There’s nothing more beautiful
Than to hold on to what you have left
Even though it was forgotten or knocked away
… (Thomas [pseudonym], 2013)

Thomas’ life as he knew it (as those who love him knew it) was knocked away in one split second. Yet Thomas holds on to what he has left and finds happiness and strength in his day to day living, in his rehabilitation, in his interactions, and in his music. He often ends his or our music by saying that it was ‘more beautiful than beautiful,’ and by commenting that the most beautiful part was how we came together or how he came together on the last note, in perfect harmony, in sync and in tandem. Thomas was a snowboarder, and I cannot help but see this image of a snowboarder making that perfect landing on the mountain. It was an imperfect landing that ended the life that Thomas knew but it is his daily ‘perfect’ landings in moment to moment engagement with life, with others, and with his music that give him joy and purpose. And isn’t that what it’s all about?
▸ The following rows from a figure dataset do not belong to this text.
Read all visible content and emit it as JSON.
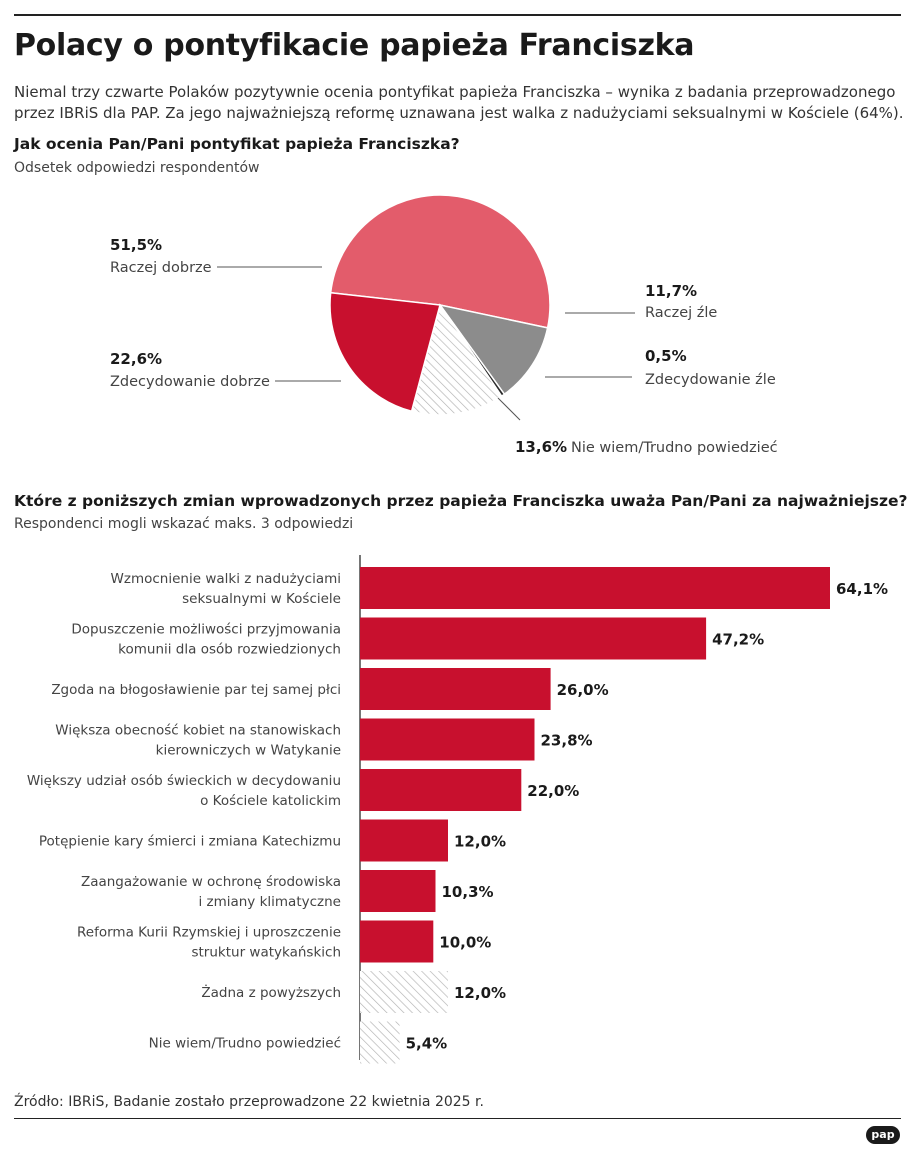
{
  "title": "Polacy o pontyfikacie papieża Franciszka",
  "lead": "Niemal trzy czwarte Polaków pozytywnie ocenia pontyfikat papieża Franciszka – wynika z badania przeprowadzonego przez IBRiS dla PAP. Za jego najważniejszą reformę uznawana jest walka z nadużyciami seksualnymi w Kościele (64%).",
  "colors": {
    "red": "#c8102e",
    "pink": "#e35c6b",
    "gray": "#8c8c8c",
    "dark_gray": "#2b2b2b",
    "hatch": "#b3b3b3"
  },
  "source": "Źródło: IBRiS, Badanie zostało przeprowadzone 22 kwietnia 2025 r.",
  "logo": "pap",
  "chart_data": [
    {
      "type": "pie",
      "title": "Jak ocenia Pan/Pani pontyfikat papieża Franciszka?",
      "subtitle": "Odsetek odpowiedzi respondentów",
      "slices": [
        {
          "label": "Raczej dobrze",
          "value": 51.5,
          "value_label": "51,5%",
          "color": "pink"
        },
        {
          "label": "Raczej źle",
          "value": 11.7,
          "value_label": "11,7%",
          "color": "gray"
        },
        {
          "label": "Zdecydowanie źle",
          "value": 0.5,
          "value_label": "0,5%",
          "color": "dark_gray"
        },
        {
          "label": "Nie wiem/Trudno powiedzieć",
          "value": 13.6,
          "value_label": "13,6%",
          "color": "hatch"
        },
        {
          "label": "Zdecydowanie dobrze",
          "value": 22.6,
          "value_label": "22,6%",
          "color": "red"
        }
      ]
    },
    {
      "type": "bar",
      "orientation": "horizontal",
      "title": "Które z poniższych zmian wprowadzonych przez papieża Franciszka uważa Pan/Pani za najważniejsze?",
      "subtitle": "Respondenci mogli wskazać maks. 3 odpowiedzi",
      "categories": [
        [
          "Wzmocnienie walki z nadużyciami",
          "seksualnymi w Kościele"
        ],
        [
          "Dopuszczenie możliwości przyjmowania",
          "komunii dla osób rozwiedzionych"
        ],
        [
          "Zgoda na błogosławienie par tej samej płci"
        ],
        [
          "Większa obecność kobiet na stanowiskach",
          "kierowniczych w Watykanie"
        ],
        [
          "Większy udział osób świeckich w decydowaniu",
          "o Kościele katolickim"
        ],
        [
          "Potępienie kary śmierci i zmiana Katechizmu"
        ],
        [
          "Zaangażowanie w ochronę środowiska",
          "i zmiany klimatyczne"
        ],
        [
          "Reforma Kurii Rzymskiej i uproszczenie",
          "struktur watykańskich"
        ],
        [
          "Żadna z powyższych"
        ],
        [
          "Nie wiem/Trudno powiedzieć"
        ]
      ],
      "values": [
        64.1,
        47.2,
        26.0,
        23.8,
        22.0,
        12.0,
        10.3,
        10.0,
        12.0,
        5.4
      ],
      "value_labels": [
        "64,1%",
        "47,2%",
        "26,0%",
        "23,8%",
        "22,0%",
        "12,0%",
        "10,3%",
        "10,0%",
        "12,0%",
        "5,4%"
      ],
      "bar_colors": [
        "red",
        "red",
        "red",
        "red",
        "red",
        "red",
        "red",
        "red",
        "hatch",
        "hatch"
      ]
    }
  ]
}
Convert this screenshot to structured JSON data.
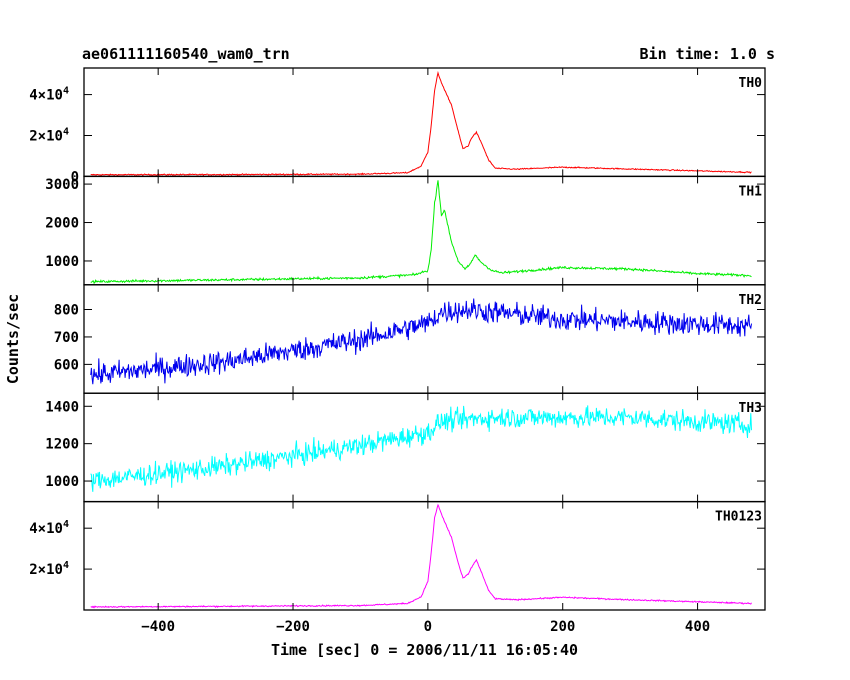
{
  "header": {
    "title": "ae061111160540_wam0_trn",
    "bin_time": "Bin time: 1.0 s"
  },
  "chart_data": {
    "type": "line",
    "x_label": "Time [sec] 0 = 2006/11/11 16:05:40",
    "y_label": "Counts/sec",
    "x_range": [
      -510,
      500
    ],
    "x_ticks": [
      -400,
      -200,
      0,
      200,
      400
    ],
    "grid": false,
    "panels": [
      {
        "name": "TH0",
        "color": "#ff0000",
        "y_range": [
          0,
          53000
        ],
        "y_ticks": [
          {
            "v": 0,
            "base": "0"
          },
          {
            "v": 20000,
            "base": "2×10",
            "exp": "4"
          },
          {
            "v": 40000,
            "base": "4×10",
            "exp": "4"
          }
        ],
        "noise": 200,
        "points": [
          [
            -500,
            800
          ],
          [
            -300,
            900
          ],
          [
            -100,
            1100
          ],
          [
            -30,
            1800
          ],
          [
            -10,
            5000
          ],
          [
            0,
            12000
          ],
          [
            5,
            25000
          ],
          [
            10,
            42000
          ],
          [
            15,
            50500
          ],
          [
            20,
            46000
          ],
          [
            25,
            42000
          ],
          [
            35,
            35000
          ],
          [
            45,
            22000
          ],
          [
            52,
            13500
          ],
          [
            60,
            15000
          ],
          [
            65,
            19000
          ],
          [
            72,
            21500
          ],
          [
            80,
            16000
          ],
          [
            90,
            8000
          ],
          [
            100,
            4000
          ],
          [
            130,
            3500
          ],
          [
            200,
            4500
          ],
          [
            300,
            3600
          ],
          [
            400,
            2700
          ],
          [
            480,
            2000
          ]
        ]
      },
      {
        "name": "TH1",
        "color": "#00ee00",
        "y_range": [
          380,
          3200
        ],
        "y_ticks": [
          {
            "v": 1000,
            "base": "1000"
          },
          {
            "v": 2000,
            "base": "2000"
          },
          {
            "v": 3000,
            "base": "3000"
          }
        ],
        "noise": 22,
        "points": [
          [
            -500,
            460
          ],
          [
            -300,
            510
          ],
          [
            -100,
            560
          ],
          [
            -20,
            640
          ],
          [
            0,
            750
          ],
          [
            5,
            1300
          ],
          [
            10,
            2500
          ],
          [
            15,
            3100
          ],
          [
            20,
            2200
          ],
          [
            25,
            2300
          ],
          [
            35,
            1500
          ],
          [
            45,
            1000
          ],
          [
            55,
            780
          ],
          [
            62,
            900
          ],
          [
            70,
            1150
          ],
          [
            80,
            950
          ],
          [
            95,
            750
          ],
          [
            110,
            690
          ],
          [
            200,
            830
          ],
          [
            300,
            790
          ],
          [
            400,
            670
          ],
          [
            480,
            620
          ]
        ]
      },
      {
        "name": "TH2",
        "color": "#0000ee",
        "y_range": [
          495,
          890
        ],
        "y_ticks": [
          {
            "v": 600,
            "base": "600"
          },
          {
            "v": 700,
            "base": "700"
          },
          {
            "v": 800,
            "base": "800"
          }
        ],
        "noise": 30,
        "points": [
          [
            -500,
            560
          ],
          [
            -300,
            610
          ],
          [
            -100,
            690
          ],
          [
            0,
            750
          ],
          [
            20,
            790
          ],
          [
            60,
            800
          ],
          [
            200,
            765
          ],
          [
            480,
            740
          ]
        ]
      },
      {
        "name": "TH3",
        "color": "#00ffff",
        "y_range": [
          890,
          1470
        ],
        "y_ticks": [
          {
            "v": 1000,
            "base": "1000"
          },
          {
            "v": 1200,
            "base": "1200"
          },
          {
            "v": 1400,
            "base": "1400"
          }
        ],
        "noise": 40,
        "points": [
          [
            -500,
            1000
          ],
          [
            -300,
            1080
          ],
          [
            -100,
            1190
          ],
          [
            0,
            1260
          ],
          [
            20,
            1320
          ],
          [
            100,
            1340
          ],
          [
            300,
            1340
          ],
          [
            480,
            1300
          ]
        ]
      },
      {
        "name": "TH0123",
        "color": "#ff00ff",
        "y_range": [
          0,
          53000
        ],
        "y_ticks": [
          {
            "v": 20000,
            "base": "2×10",
            "exp": "4"
          },
          {
            "v": 40000,
            "base": "4×10",
            "exp": "4"
          }
        ],
        "noise": 220,
        "points": [
          [
            -500,
            1500
          ],
          [
            -300,
            1800
          ],
          [
            -100,
            2200
          ],
          [
            -30,
            3200
          ],
          [
            -10,
            6500
          ],
          [
            0,
            14000
          ],
          [
            5,
            28000
          ],
          [
            10,
            45000
          ],
          [
            15,
            51500
          ],
          [
            20,
            47000
          ],
          [
            25,
            43000
          ],
          [
            35,
            35500
          ],
          [
            45,
            23000
          ],
          [
            52,
            15500
          ],
          [
            60,
            17500
          ],
          [
            65,
            21000
          ],
          [
            72,
            24500
          ],
          [
            80,
            18000
          ],
          [
            90,
            9500
          ],
          [
            100,
            5500
          ],
          [
            130,
            5000
          ],
          [
            200,
            6200
          ],
          [
            300,
            5000
          ],
          [
            400,
            4000
          ],
          [
            480,
            3200
          ]
        ]
      }
    ]
  }
}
I hope this article has given you a bit of a picture of the lived experience and meaning of music therapy in work with individuals with brain injuries. I continue to be inspired – and to learn from my clients, moment to moment, day by day – as a professional and person.


Vega (2013). Adults with traumatic brain injury. In Allen (Ed.), Guidelines for music therapy practice in adult medical care. University Park, IL: Barcelona Publishers.